Flax purred and nuzzled against her, and when Cam stroked her head, the big cat pressed her face into Cam’s palm.
Rander Borley, the dead man who’d lived and worked here, had had quite the view of Mount Stark. The tower capped off one wing of the Mayor’s residence, which could only have been described as a castle, and looked out and down on the snow-covered roofs of the city stretching away below. Cam followed them, structure after structure, until everything brought up short at the massive city wall. That was a good word to describe Mount Stark as a whole: fortress.
Cam picked Flax up in her arms—something the blood lynxes occasionally tolerated—and scratched her chin as she drifted over to the second window. Unlike the first one, this window did not give her an awe-inspiring view, but rather showed her another tower, twin to the one in which they all stood. Wind howled outside and the snow thickened, but she could still see the other tower clearly enough to gauge its distance from Borley’s top-floor flat. A gap of ten meters separated the two.

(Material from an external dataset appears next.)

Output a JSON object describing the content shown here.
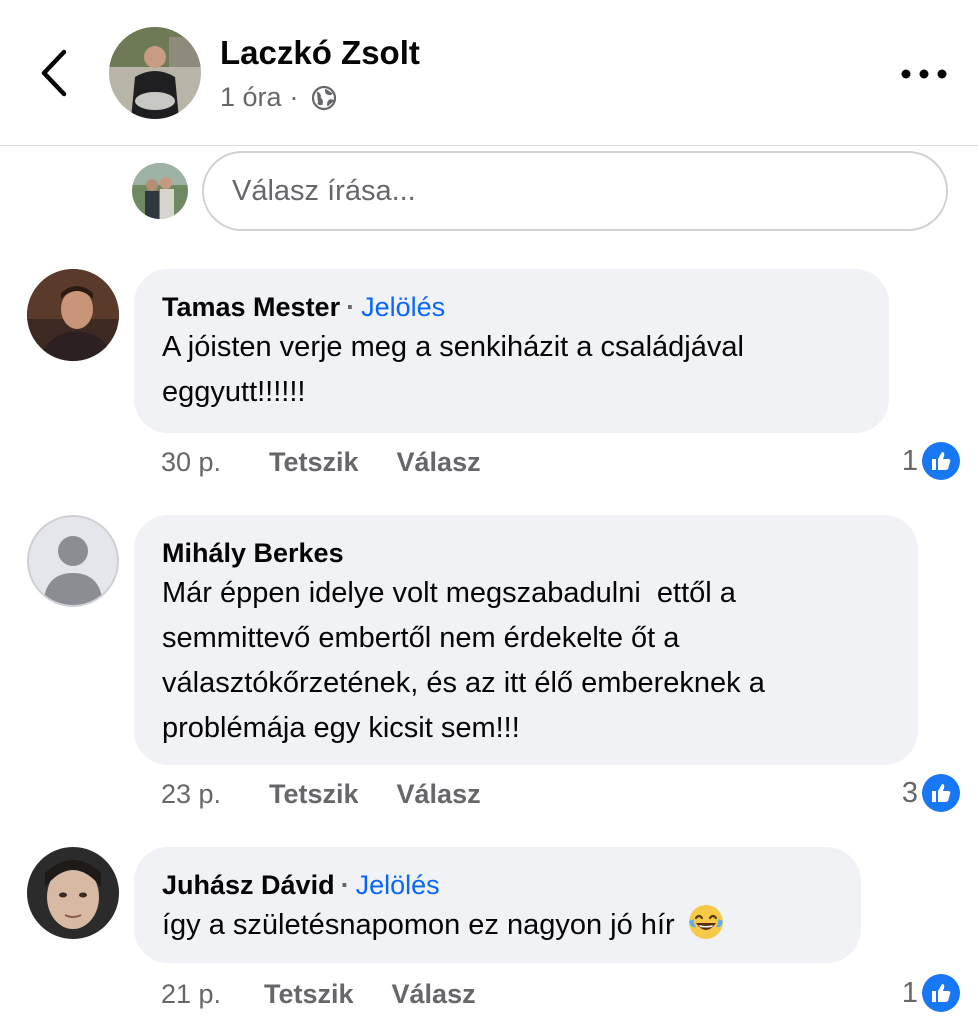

Something Captain Porter said caught her attention, and she set Flax down on the floor and rejoined her teammates, who stood clustered near the room’s cold, empty fireplace.
“That’s what I was sayin’ earlier,” Porter went on. “There ain’t no ledges or nothin’ on the outside of the tower. So, yeah, somebody could’ve got in through one o’ the windows, but if they had, we would’ve found marks from the climbing equipment. And every bit o’ that stone is smooth as silk.”
Percy went to one of the windows, popped the clasp free, and tilted it outward in its frame. “Well, fuck,” he said softly.
Raoul joined Percy at the window, and closed it again as a frigid blast from outside blew snow and bits of ice into the flat. Raoul appeared as if he were about to say something, but Percy beat him to it. “Could some fucker have jumped across? From that other tower, I mean.”
Porter made a sound sort of like a chuckle. “Ain’t nobody doin’ that. For one thing, there ain’t room on the other tower’s roof to get a runnin’ start. For another, even if you had a runnin’ start, ain’t nobody strong enough or fast enough to make that kind o’ jump.”
From the apartment’s doorway, Nysska Stonegate said, “A sethyd could do it,” and Cam’s knees buckled and collapsed underneath her.